“Call it a trick, if you like. A strike is war; you must not expect it to be fought with rose-leaves. But aside from that, I have borne in mind the real interests of the men. I could have filled the works with competent men—yes, ten times over. If I had done so, where would the strikers be at the end of the fight? Some would be in prison, some would have broken heads, all would be out of employment. I want my own men back here. I want them to understand they have got a fool for a leader. They have had a nice little play spell; they have eaten and drank their money—the vacation has come to an end. If they return to work now, there is work for them; if they delay much longer, I shall fill the shops with genuine workmen, and the Union has no money now to bribe them with.”

“If I tell the men all this, there will be a riot. They will mob the bogus workmen who have taken their money.”

“Oh, no, they won’t. I have told the bogus workmen just how long the money would continue to be paid, if they held their tongues. With last week’s reduced payment the loafers have scattered. The men may mob Gibbons, and I think he richly deserves it.”

“They will be much more likely to attack you.”

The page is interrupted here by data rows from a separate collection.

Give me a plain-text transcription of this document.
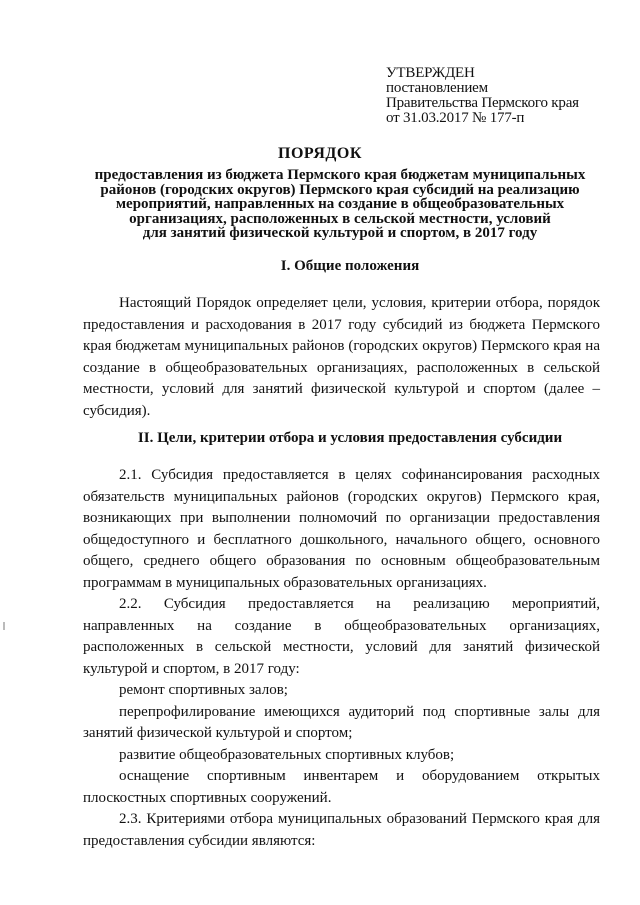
УТВЕРЖДЕН
постановлением
Правительства Пермского края
от 31.03.2017 № 177-п
ПОРЯДОК
предоставления из бюджета Пермского края бюджетам муниципальных
районов (городских округов) Пермского края субсидий на реализацию
мероприятий, направленных на создание в общеобразовательных
организациях, расположенных в сельской местности, условий
для занятий физической культурой и спортом, в 2017 году
I. Общие положения

Настоящий Порядок определяет цели, условия, критерии отбора, порядок предоставления и расходования в 2017 году субсидий из бюджета Пермского края бюджетам муниципальных районов (городских округов) Пермского края на создание в общеобразовательных организациях, расположенных в сельской местности, условий для занятий физической культурой и спортом (далее – субсидия).

II. Цели, критерии отбора и условия предоставления субсидии

2.1. Субсидия предоставляется в целях софинансирования расходных обязательств муниципальных районов (городских округов) Пермского края, возникающих при выполнении полномочий по организации предоставления общедоступного и бесплатного дошкольного, начального общего, основного общего, среднего общего образования по основным общеобразовательным программам в муниципальных образовательных организациях.

2.2. Субсидия предоставляется на реализацию мероприятий, направленных на создание в общеобразовательных организациях, расположенных в сельской местности, условий для занятий физической культурой и спортом, в 2017 году:

ремонт спортивных залов;

перепрофилирование имеющихся аудиторий под спортивные залы для занятий физической культурой и спортом;

развитие общеобразовательных спортивных клубов;

оснащение спортивным инвентарем и оборудованием открытых плоскостных спортивных сооружений.

2.3. Критериями отбора муниципальных образований Пермского края для предоставления субсидии являются:
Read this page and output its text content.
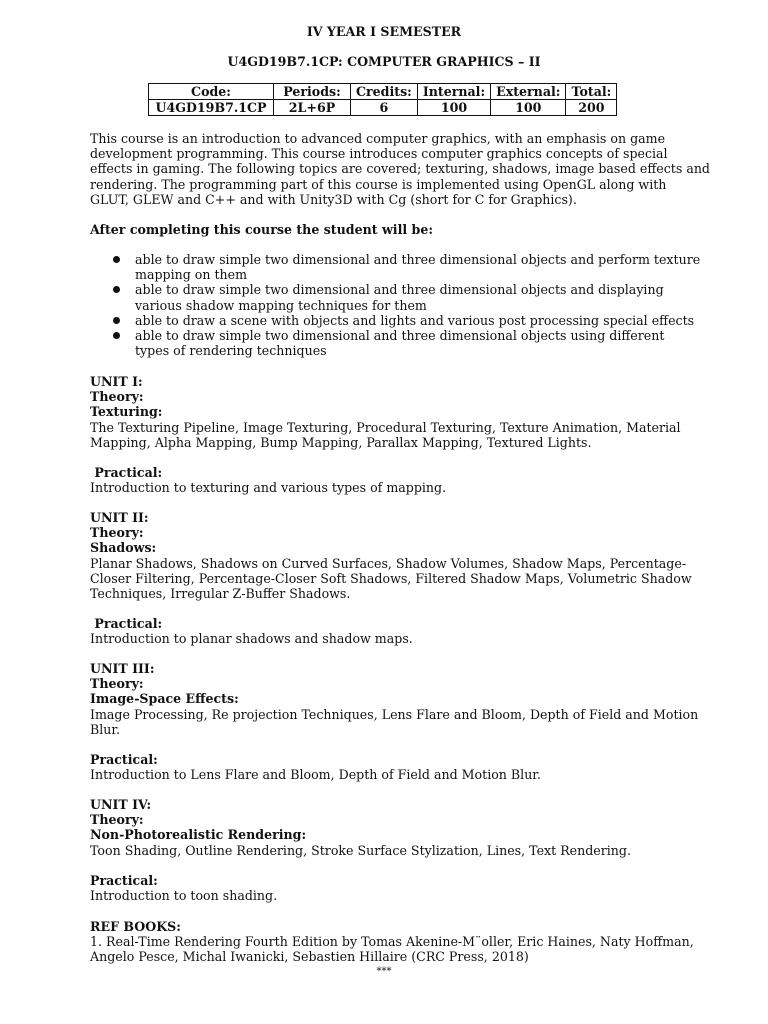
IV YEAR I SEMESTER
U4GD19B7.1CP: COMPUTER GRAPHICS – II
Code:	Periods:	Credits:	Internal:	External:	Total:
U4GD19B7.1CP	2L+6P	6	100	100	200
This course is an introduction to advanced computer graphics, with an emphasis on game
development programming. This course introduces computer graphics concepts of special
effects in gaming. The following topics are covered; texturing, shadows, image based effects and
rendering. The programming part of this course is implemented using OpenGL along with
GLUT, GLEW and C++ and with Unity3D with Cg (short for C for Graphics).
After completing this course the student will be:
able to draw simple two dimensional and three dimensional objects and perform texture
mapping on them
able to draw simple two dimensional and three dimensional objects and displaying
various shadow mapping techniques for them
able to draw a scene with objects and lights and various post processing special effects
able to draw simple two dimensional and three dimensional objects using different
types of rendering techniques
UNIT I:
Theory:
Texturing:
The Texturing Pipeline, Image Texturing, Procedural Texturing, Texture Animation, Material
Mapping, Alpha Mapping, Bump Mapping, Parallax Mapping, Textured Lights.
Practical:
Introduction to texturing and various types of mapping.
UNIT II:
Theory:
Shadows:
Planar Shadows, Shadows on Curved Surfaces, Shadow Volumes, Shadow Maps, Percentage-
Closer Filtering, Percentage-Closer Soft Shadows, Filtered Shadow Maps, Volumetric Shadow
Techniques, Irregular Z-Buffer Shadows.
Practical:
Introduction to planar shadows and shadow maps.
UNIT III:
Theory:
Image-Space Effects:
Image Processing, Re projection Techniques, Lens Flare and Bloom, Depth of Field and Motion
Blur.
Practical:
Introduction to Lens Flare and Bloom, Depth of Field and Motion Blur.
UNIT IV:
Theory:
Non-Photorealistic Rendering:
Toon Shading, Outline Rendering, Stroke Surface Stylization, Lines, Text Rendering.
Practical:
Introduction to toon shading.
REF BOOKS:
1. Real-Time Rendering Fourth Edition by Tomas Akenine-M¨oller, Eric Haines, Naty Hoffman,
Angelo Pesce, Michal Iwanicki, Sebastien Hillaire (CRC Press, 2018)
***
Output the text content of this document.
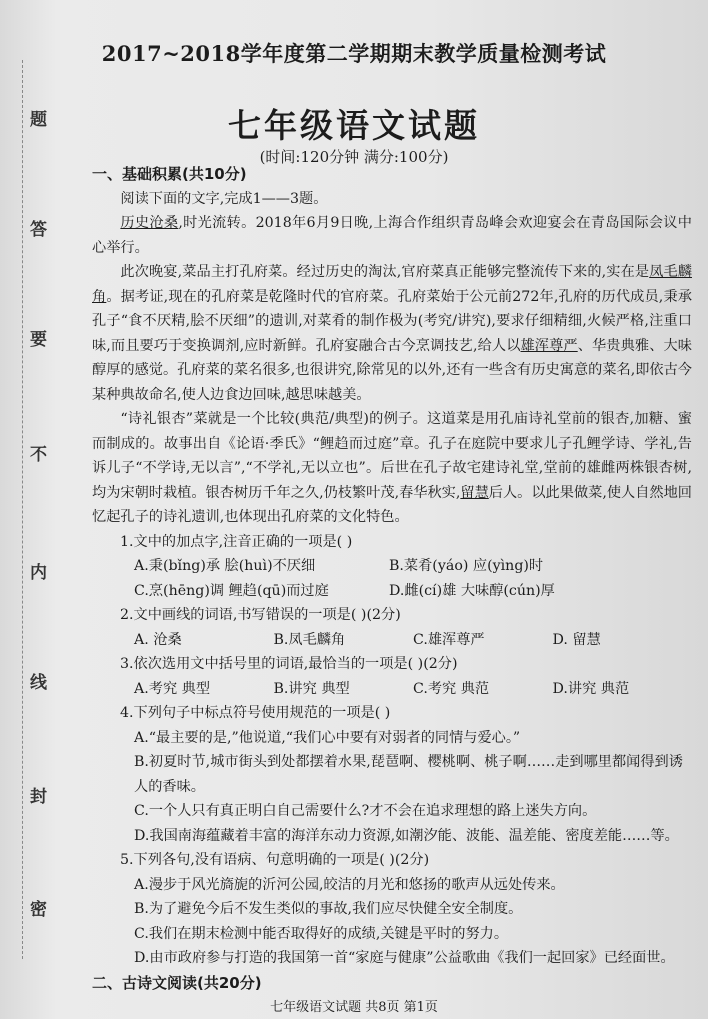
题
答
要
不
内
线
封
密
2017~2018学年度第二学期期末教学质量检测考试
七年级语文试题
(时间:120分钟 满分:100分)
一、基础积累(共10分)

阅读下面的文字,完成1——3题。

历史沧桑,时光流转。2018年6月9日晚,上海合作组织青岛峰会欢迎宴会在青岛国际会议中心举行。

此次晚宴,菜品主打孔府菜。经过历史的淘汰,官府菜真正能够完整流传下来的,实在是凤毛麟角。据考证,现在的孔府菜是乾隆时代的官府菜。孔府菜始于公元前272年,孔府的历代成员,秉承孔子“食不厌精,脍不厌细”的遗训,对菜肴的制作极为(考究/讲究),要求仔细精细,火候严格,注重口味,而且要巧于变换调剂,应时新鲜。孔府宴融合古今烹调技艺,给人以雄浑尊严、华贵典雅、大味醇厚的感觉。孔府菜的菜名很多,也很讲究,除常见的以外,还有一些含有历史寓意的菜名,即依古今某种典故命名,使人边食边回味,越思味越美。

“诗礼银杏”菜就是一个比较(典范/典型)的例子。这道菜是用孔庙诗礼堂前的银杏,加糖、蜜而制成的。故事出自《论语·季氏》“鲤趋而过庭”章。孔子在庭院中要求儿子孔鲤学诗、学礼,告诉儿子“不学诗,无以言”,“不学礼,无以立也”。后世在孔子故宅建诗礼堂,堂前的雄雌两株银杏树,均为宋朝时栽植。银杏树历千年之久,仍枝繁叶茂,春华秋实,留慧后人。以此果做菜,使人自然地回忆起孔子的诗礼遗训,也体现出孔府菜的文化特色。

1.文中的加点字,注音正确的一项是( )

A.秉(bǐng)承 脍(huì)不厌细	B.菜肴(yáo) 应(yìng)时
C.烹(hēng)调 鲤趋(qū)而过庭	D.雌(cí)雄 大味醇(cún)厚

2.文中画线的词语,书写错误的一项是( )(2分)

A. 沧桑	B.凤毛麟角	C.雄浑尊严	D. 留慧

3.依次选用文中括号里的词语,最恰当的一项是( )(2分)

A.考究 典型	B.讲究 典型	C.考究 典范	D.讲究 典范

4.下列句子中标点符号使用规范的一项是( )

A.“最主要的是,”他说道,“我们心中要有对弱者的同情与爱心。”

B.初夏时节,城市街头到处都摆着水果,琵琶啊、樱桃啊、桃子啊……走到哪里都闻得到诱人的香味。

C.一个人只有真正明白自己需要什么?才不会在追求理想的路上迷失方向。

D.我国南海蕴藏着丰富的海洋东动力资源,如潮汐能、波能、温差能、密度差能……等。

5.下列各句,没有语病、句意明确的一项是( )(2分)

A.漫步于风光旖旎的沂河公园,皎洁的月光和悠扬的歌声从远处传来。

B.为了避免今后不发生类似的事故,我们应尽快健全安全制度。

C.我们在期末检测中能否取得好的成绩,关键是平时的努力。

D.由市政府参与打造的我国第一首“家庭与健康”公益歌曲《我们一起回家》已经面世。

二、古诗文阅读(共20分)
七年级语文试题 共8页 第1页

“They are welcome to try it. Now, I think that is all I have to say, Marsten. I have required no answers from you, and I imagine I have given you some interesting information. I am ready to get to work, with the former employees of the firm, or without them, just as they choose. The best friend of the men will be he who advises them to call off this foolish strike and buckle down to business once more.”


CHAPTER XII.

Albert Langly found himself compelled to search for a cheaper room. The thin young man bitterly regretted that good money had to be wasted on food, clothes and rent. A person cannot live without food; Langly had tried it, not as an economical experiment, but largely through forgetfulness, and he found, to his astonishment, that hunger actually forced itself upon his attention, after a sufficient lapse of time. The changeable English climate, not to mention the regulations of that moral body the police force, compelled him to cover himself; and a room he needed mainly to keep his stacks of music dry. The church of St. Martyrs-in-the-East afforded a very good living to its rector and a very poor one for its organist, although if people were paid according to professional efficiency in this world, the salaries of clergyman and musician might have been reversed. Those who entered the church door came, not to hear the sermon, but to listen to the music.

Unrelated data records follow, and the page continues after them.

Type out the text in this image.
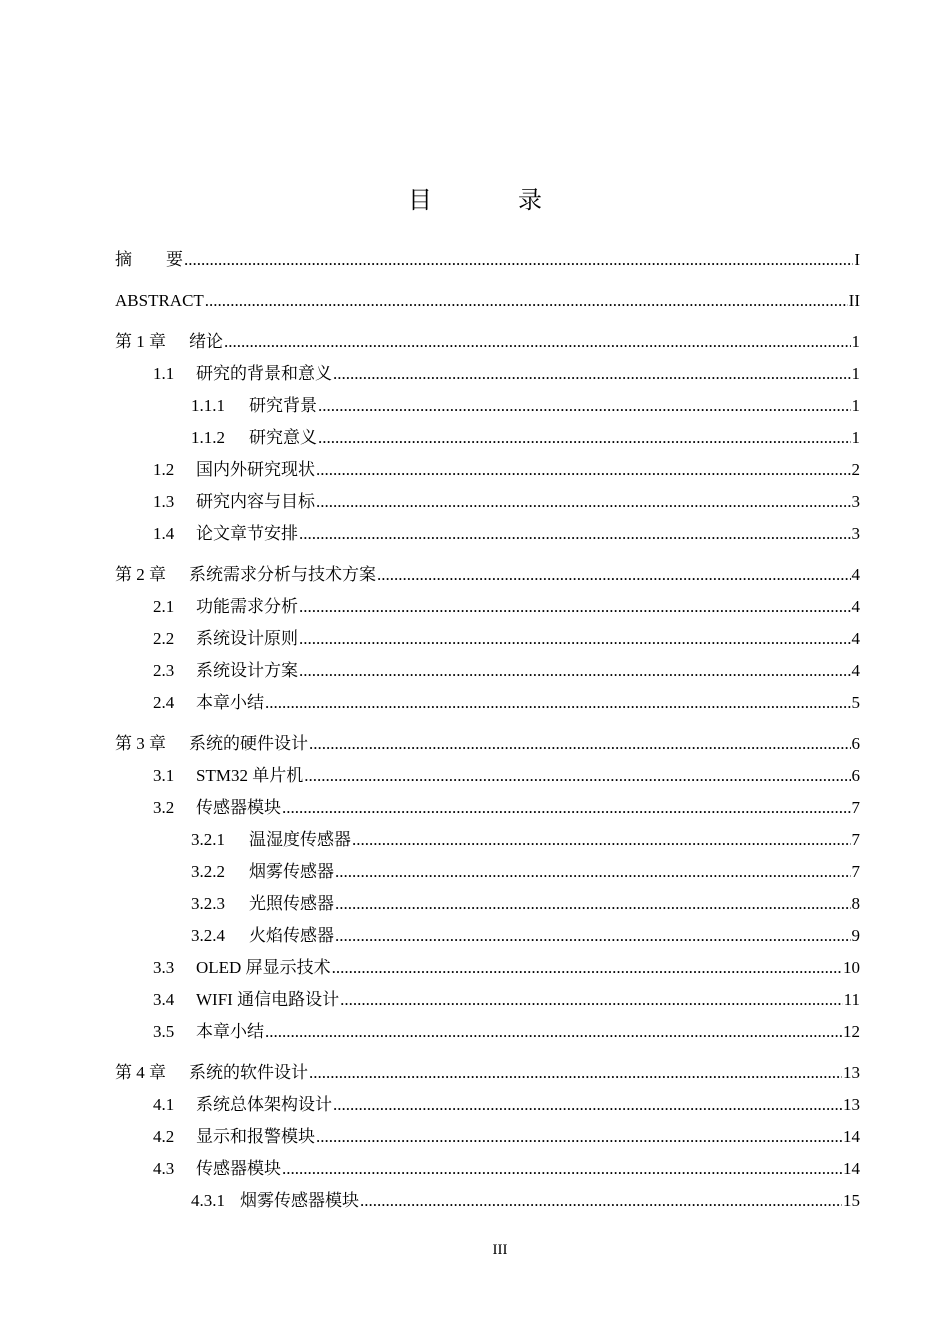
目 录
摘　　要 .....	I
ABSTRACT .....	II
第 1 章	绪论 .....	1
1.1	研究的背景和意义 .....	1
1.1.1	研究背景 .....	1
1.1.2	研究意义 .....	1
1.2	国内外研究现状 .....	2
1.3	研究内容与目标 .....	3
1.4	论文章节安排 .....	3
第 2 章	系统需求分析与技术方案 .....	4
2.1	功能需求分析 .....	4
2.2	系统设计原则 .....	4
2.3	系统设计方案 .....	4
2.4	本章小结 .....	5
第 3 章	系统的硬件设计 .....	6
3.1	STM32 单片机 .....	6
3.2	传感器模块 .....	7
3.2.1	温湿度传感器 .....	7
3.2.2	烟雾传感器 .....	7
3.2.3	光照传感器 .....	8
3.2.4	火焰传感器 .....	9
3.3	OLED 屏显示技术 .....	10
3.4	WIFI 通信电路设计 .....	11
3.5	本章小结 .....	12
第 4 章	系统的软件设计 .....	13
4.1	系统总体架构设计 .....	13
4.2	显示和报警模块 .....	14
4.3	传感器模块 .....	14
4.3.1 烟雾传感器模块 .....	15
III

Langly never applied for more remuneration, because deep down in his musical soul he knew he was already taking advantage of the generosity of the church authorities, and he lived in constant fear that some day they would discover this and righteously dismiss him. To be allowed to play on that splendid instrument, erected at the cost of an unbelievable amount of money, was a privilege which he felt he ought to pay for, if he were the honest man the deacons thought him. He tried to soothe his troubled conscience, by telling it that he would refuse to take money were it not that sheet music was so dear, even when bought from the man who gave the largest discount in London, to whose shop Langly tramped miles once a week; but thus the guilty have ever endeavoured to lull the inward monitor, well knowing, while they did so, the sophistry of their excuses. The consciousness of deceit told on Langly’s manner; he cringed before the rector and those in authority. Never did one of the kindly but deluded men accost their organist without causing a timorous fear to spring up in his heart that the hour of his dismissal had arrived. Yet, let moralists say what they will, the wicked do prosper sometimes on this earth when they shouldn’t, while the innocent suffer for the misdeeds done by others. There was the case of Belcher, for example, and although it must in justice be admitted that Belcher’s hard luck caused the organist many twinges of conscience, still of what avail are twinges of conscience when the harm is wrought? If, in our selfishness, we bring disaster on a fellow-creature, after-regret can scarcely be called reparation.